Pippa picked LBS to learn an additional skill set alongside a high caliber cohort. "For me, it’s leveraging my past experience, but giving me an additional skill set and contact with some of the best minds in finance," she said. "The standard of the people is fantastic and the international element is very strong. There is a lot of opportunity to learn from other people’s experience and there is a lot of technical content that wouldn't be available to me elsewhere." 
 
The MiF course at LBS can be completed on a full-time (10 or 16 month duration) or 22-month weekend basis, and you will have the option specialize in Investment Management and Analysis, Corporate Finance, or Risk Management and Derivatives or take a general finance Masters. The MBA program also holds a top-five world-wide ranking and a flexible (15-21 month) structure. But Pippa wanted a speedy development. "I did consider an MBA, but this seems like a more efficient way to get the finance experience I want" she said.
 
Network Rail customers in Britain may not be particularly pleased with the company, after a summer of frustration and delays in service, but Pippa has enjoyed working there since she entered the company from PwC in 2008 as a Tax Manager.
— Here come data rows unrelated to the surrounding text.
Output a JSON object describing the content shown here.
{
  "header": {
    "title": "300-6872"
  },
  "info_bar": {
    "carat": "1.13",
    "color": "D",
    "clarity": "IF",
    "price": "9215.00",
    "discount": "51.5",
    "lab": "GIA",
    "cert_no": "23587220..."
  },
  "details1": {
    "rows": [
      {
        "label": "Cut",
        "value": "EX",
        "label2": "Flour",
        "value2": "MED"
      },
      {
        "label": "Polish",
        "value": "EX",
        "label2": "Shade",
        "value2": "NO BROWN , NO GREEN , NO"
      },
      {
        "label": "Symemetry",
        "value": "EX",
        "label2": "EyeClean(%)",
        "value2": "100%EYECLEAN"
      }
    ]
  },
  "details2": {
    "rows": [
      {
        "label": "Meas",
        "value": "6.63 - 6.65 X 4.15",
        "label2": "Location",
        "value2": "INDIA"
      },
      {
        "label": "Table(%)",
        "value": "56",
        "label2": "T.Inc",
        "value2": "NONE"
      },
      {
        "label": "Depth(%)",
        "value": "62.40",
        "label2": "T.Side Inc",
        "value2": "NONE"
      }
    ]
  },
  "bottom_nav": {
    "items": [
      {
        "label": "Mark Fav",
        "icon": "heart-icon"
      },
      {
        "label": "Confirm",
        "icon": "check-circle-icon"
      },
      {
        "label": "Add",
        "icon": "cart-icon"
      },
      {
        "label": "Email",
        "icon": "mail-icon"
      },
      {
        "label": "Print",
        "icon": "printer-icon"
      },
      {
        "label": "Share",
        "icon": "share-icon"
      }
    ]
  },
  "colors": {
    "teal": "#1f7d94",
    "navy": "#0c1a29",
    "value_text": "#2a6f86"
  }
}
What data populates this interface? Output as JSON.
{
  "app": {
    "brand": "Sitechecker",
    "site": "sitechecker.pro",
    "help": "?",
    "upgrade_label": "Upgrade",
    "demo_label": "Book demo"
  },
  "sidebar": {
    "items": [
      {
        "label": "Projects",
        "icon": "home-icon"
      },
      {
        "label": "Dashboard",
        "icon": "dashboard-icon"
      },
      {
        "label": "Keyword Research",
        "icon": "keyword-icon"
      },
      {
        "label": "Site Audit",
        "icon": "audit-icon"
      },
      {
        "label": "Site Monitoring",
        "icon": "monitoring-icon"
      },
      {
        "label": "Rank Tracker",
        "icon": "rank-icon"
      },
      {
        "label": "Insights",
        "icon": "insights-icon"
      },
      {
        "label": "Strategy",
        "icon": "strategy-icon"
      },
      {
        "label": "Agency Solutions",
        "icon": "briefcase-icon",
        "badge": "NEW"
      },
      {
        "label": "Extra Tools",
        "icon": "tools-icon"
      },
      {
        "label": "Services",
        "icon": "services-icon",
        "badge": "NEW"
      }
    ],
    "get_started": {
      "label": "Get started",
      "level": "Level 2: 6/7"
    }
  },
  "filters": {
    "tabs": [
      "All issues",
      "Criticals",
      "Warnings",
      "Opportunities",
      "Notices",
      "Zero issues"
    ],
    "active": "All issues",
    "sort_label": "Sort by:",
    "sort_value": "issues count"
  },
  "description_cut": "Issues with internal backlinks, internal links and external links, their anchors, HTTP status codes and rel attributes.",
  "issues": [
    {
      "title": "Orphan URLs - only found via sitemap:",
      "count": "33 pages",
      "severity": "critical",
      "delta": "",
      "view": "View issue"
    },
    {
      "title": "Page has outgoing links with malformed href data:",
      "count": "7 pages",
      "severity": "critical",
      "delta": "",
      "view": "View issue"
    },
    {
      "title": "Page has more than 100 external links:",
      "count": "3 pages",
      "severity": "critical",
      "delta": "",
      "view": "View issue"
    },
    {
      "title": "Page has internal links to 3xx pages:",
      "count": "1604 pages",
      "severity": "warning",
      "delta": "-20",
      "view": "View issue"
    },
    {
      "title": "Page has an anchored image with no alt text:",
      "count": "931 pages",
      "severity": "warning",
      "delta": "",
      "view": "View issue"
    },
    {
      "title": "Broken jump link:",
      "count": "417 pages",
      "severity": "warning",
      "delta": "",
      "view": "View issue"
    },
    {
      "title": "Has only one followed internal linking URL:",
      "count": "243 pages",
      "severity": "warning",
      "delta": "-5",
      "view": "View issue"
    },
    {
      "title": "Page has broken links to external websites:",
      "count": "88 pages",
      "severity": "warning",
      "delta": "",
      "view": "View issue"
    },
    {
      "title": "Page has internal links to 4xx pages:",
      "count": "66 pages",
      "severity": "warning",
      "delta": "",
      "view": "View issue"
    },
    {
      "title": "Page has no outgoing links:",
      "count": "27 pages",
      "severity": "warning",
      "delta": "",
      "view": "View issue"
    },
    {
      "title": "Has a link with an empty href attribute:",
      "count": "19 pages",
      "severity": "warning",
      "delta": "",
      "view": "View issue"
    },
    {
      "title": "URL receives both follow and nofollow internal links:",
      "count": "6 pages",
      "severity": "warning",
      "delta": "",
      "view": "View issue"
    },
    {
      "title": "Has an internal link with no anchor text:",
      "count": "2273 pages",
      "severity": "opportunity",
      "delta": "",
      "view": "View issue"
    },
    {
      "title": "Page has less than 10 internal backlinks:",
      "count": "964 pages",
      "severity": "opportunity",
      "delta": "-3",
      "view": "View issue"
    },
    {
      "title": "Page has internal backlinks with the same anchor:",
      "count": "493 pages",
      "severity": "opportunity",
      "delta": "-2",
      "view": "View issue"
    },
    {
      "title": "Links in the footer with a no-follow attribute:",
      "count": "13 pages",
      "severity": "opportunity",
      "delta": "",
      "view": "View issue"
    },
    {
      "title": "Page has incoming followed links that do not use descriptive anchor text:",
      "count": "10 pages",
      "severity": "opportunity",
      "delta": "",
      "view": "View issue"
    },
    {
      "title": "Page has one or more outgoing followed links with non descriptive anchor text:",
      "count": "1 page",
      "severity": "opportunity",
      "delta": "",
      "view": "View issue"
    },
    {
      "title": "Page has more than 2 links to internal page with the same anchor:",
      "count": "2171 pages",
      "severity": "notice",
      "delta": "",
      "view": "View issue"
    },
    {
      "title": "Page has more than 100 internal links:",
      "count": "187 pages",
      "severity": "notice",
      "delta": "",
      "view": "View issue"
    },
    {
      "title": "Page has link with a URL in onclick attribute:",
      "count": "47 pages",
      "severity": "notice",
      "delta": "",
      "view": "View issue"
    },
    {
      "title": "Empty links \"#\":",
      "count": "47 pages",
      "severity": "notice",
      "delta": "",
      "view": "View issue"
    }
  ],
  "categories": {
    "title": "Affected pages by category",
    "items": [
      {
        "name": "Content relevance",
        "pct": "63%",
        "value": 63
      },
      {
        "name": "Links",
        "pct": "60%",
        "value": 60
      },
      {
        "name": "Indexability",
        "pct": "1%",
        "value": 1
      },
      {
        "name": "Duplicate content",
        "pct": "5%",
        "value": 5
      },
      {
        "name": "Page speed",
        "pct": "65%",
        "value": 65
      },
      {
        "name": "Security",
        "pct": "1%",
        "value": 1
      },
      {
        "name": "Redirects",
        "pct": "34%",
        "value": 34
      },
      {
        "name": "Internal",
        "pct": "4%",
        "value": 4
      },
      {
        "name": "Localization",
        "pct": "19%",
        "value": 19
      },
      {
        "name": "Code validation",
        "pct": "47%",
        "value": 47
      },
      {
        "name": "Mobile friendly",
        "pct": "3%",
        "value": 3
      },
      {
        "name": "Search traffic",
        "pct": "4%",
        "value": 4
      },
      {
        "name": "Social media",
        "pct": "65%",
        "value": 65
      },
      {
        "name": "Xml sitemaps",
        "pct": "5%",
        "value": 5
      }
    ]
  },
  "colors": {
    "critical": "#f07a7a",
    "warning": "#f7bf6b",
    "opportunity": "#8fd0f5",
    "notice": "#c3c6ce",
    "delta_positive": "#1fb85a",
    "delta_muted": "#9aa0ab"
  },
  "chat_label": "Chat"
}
Flash forward two years to 2010, and she is running the company's tax division. Pippa's promotion was a "combination of good fortune" and coming in with a relevant set of skills and knowledge when a vacancy arose. 
 
Pippa initially applied for a role in industry, and left a job with big-four firm PwC as a corporate tax consultant to "see things from the other side". She considers it a career progression and wanted to improve her personal performance and broaden her experience, getting exposure on the client-side of the finance world. "I chose to work for Network Rail because I really engaged with what they represent; putting something back into the country," she said.
 
"It’s a very interesting company to work for. Everything from the sheer scale of operation: the number of employers, the scale of the work - thirty-five-thousand staff, six billion of turnover - to the variety of projects: there’s a huge amount going on."
 
But studying a MiF at a prestigious business school isn't the first educational tool Pippa has used to further her career. In 2009, she studyied Business Leadership and Frontline Leadership at Warwick Business School for three years. The courses were sponsored by Network Rail and Pippa considers them to be "the most valuable course" she has completed so far. "The professional development programs were fantastic," she said.  "It was the first time in my career that I had spent time learning about me, as a person and as a professional."
 
For a finance career in the transportation industry, a b-school qualification isn't "essential", Pippa adds, but its a strong intellectual challenge that can only enhance not only your job prospects, but your development as an individual. Pippa already had a successful career with the organization running Britain's railways, but an MiF can only make her CV stronger. 
 
After leaving one of the best consulting firms in the world, Pippa will come out of her time at one of the best b-schools armed with a Masters in Finance in just ten months; and in a more punctual fashion than has come to be expected of Britain's inter-city trains.